Une nouvelle secousse fit trembler la cabine dans laquelle les deux amies s’étaient réfugiées. Tara avait l’inconvénient d’être assez imposante. Ses bras étaient ses ailes. Elle faisait donc preuve d’une assez grande maladresse dans la plus part de ses mouvements. Eoghan se prit ses griffes dans la figure plus d’une voix. Dehors, elles entendaient les voix des marins qui hurlaient que la tempête était proche. Eoghan sentit que leur voyage allait durer un peu plus longtemps. «
Papa, envoie-moi quelque chose pour me sortir de là… » . Ploutos se manifesta quelques heures plus tard. Eoghan trouva ce qui semblait être une arme. Elle qui n’en avait jamais manié de toute sa vie… C’était une petite épée très simple, et la marque de Ploutos était bien présente sur le manche de l’outil. Pour la première fois de sa vie, Eoghan se sentit proche de son père.

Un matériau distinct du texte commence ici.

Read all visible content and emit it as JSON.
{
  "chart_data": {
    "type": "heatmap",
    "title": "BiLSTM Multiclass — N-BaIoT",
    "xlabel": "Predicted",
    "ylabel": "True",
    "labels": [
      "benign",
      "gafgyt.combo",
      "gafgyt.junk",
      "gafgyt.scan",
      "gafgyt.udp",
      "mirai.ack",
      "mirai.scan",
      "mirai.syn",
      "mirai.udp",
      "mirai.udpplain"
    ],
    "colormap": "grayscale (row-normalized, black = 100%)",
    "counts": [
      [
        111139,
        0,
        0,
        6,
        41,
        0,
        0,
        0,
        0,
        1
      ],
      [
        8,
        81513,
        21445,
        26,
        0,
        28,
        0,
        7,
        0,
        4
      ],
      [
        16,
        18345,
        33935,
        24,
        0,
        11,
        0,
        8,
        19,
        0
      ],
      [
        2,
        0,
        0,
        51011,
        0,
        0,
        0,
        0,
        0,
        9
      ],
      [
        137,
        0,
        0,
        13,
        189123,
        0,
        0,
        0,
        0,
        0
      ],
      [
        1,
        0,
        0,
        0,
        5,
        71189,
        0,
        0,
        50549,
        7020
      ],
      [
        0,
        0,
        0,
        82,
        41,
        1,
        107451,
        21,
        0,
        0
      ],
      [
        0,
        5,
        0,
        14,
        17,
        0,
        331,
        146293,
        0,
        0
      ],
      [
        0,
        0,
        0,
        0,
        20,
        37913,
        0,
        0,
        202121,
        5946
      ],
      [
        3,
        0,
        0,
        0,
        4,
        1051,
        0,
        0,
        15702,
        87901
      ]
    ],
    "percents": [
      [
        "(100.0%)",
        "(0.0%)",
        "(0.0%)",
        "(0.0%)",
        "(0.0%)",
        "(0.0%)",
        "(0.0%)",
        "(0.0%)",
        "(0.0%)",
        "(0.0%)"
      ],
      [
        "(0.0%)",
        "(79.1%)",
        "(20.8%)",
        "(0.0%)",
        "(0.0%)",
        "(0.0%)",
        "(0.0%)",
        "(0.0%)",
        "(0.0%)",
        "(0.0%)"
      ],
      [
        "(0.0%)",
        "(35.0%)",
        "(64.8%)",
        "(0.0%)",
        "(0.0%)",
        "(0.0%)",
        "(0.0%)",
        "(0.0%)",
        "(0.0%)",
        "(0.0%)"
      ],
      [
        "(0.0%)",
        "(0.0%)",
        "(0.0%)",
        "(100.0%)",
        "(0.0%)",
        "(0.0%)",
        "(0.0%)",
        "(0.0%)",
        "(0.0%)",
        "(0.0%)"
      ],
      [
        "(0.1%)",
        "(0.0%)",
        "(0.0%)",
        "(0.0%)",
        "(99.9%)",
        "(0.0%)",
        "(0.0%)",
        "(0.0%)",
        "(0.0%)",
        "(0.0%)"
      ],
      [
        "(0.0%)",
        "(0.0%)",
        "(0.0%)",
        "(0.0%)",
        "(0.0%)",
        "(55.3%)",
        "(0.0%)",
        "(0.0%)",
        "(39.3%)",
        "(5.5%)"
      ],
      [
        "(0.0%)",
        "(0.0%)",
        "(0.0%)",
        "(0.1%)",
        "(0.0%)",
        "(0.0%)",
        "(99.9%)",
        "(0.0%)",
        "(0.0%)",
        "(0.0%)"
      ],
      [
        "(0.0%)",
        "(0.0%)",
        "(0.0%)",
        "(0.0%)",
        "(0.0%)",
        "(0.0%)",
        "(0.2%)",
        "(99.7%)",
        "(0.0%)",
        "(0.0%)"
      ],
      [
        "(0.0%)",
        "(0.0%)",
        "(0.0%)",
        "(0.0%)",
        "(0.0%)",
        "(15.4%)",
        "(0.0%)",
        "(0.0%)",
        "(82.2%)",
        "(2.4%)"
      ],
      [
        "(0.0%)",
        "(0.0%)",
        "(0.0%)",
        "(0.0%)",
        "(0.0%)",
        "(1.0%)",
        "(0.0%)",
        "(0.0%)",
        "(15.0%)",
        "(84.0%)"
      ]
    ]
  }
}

Elles étaient arrivées à New York. Elle avait pris un bus de Boston pour y arriver et finalement, Tara et Eoghan étaient enfin arrivées à destination. Elles étaient vêtues comme des voyageuses. Eoghan n’en menait pas large avec ses habituels shorts troués et ses tee-shirts trop grands et un pue trop voyant. Tara quand à elle… Eoghan la voyait comme une Harpie aux plumes kaki, pas franchement attirante. Mais avec la brume, enfin, d’après tout ce que lui avait apprit Tara, les humain la voyait comme eux. Enfin comme eux. Une fille blonde, avec de longs cheveux frisés, un teint cireux légèrement vert et des dents très pointues. Enfin, c’était toujours mieux que rien. Eoghan et Tara avait fini par atterrir au musée de l’histoire naturel de New York. Un peu de tourisme ne leur ferait pas de mal. Et c’est là que, depuis un mois, Eoghan s’adressa à une autre personne que sa Harpie. Le gars était assez grand, brun avec de grands yeux bleus globuleux qui ne cessaient de bouger dans tout les sens. Il était plutôt mignon dans le genre et elle le rencontra alors qu’elle et Tara venait d’arriver au rayon Antiquité.
- Salut ! Moi c’est Alec ! Ca va les filles ?
Eoghan jeta un regard autour d’elle et vit Tara sourire, dévoilant une rangée de dents mal placées. Elle se plaça vite devant son amie et lui rendit son salut d’un ton un peu sec. Bah, Eoghan n’était pas vraiment devenue une fille très sociable et agréable du premier coup depuis qu’elle avait fini attaché à l’arbre de son jardin. Le gars se remit les cheveux en place, et Eoghan soupira, tentant de sourire.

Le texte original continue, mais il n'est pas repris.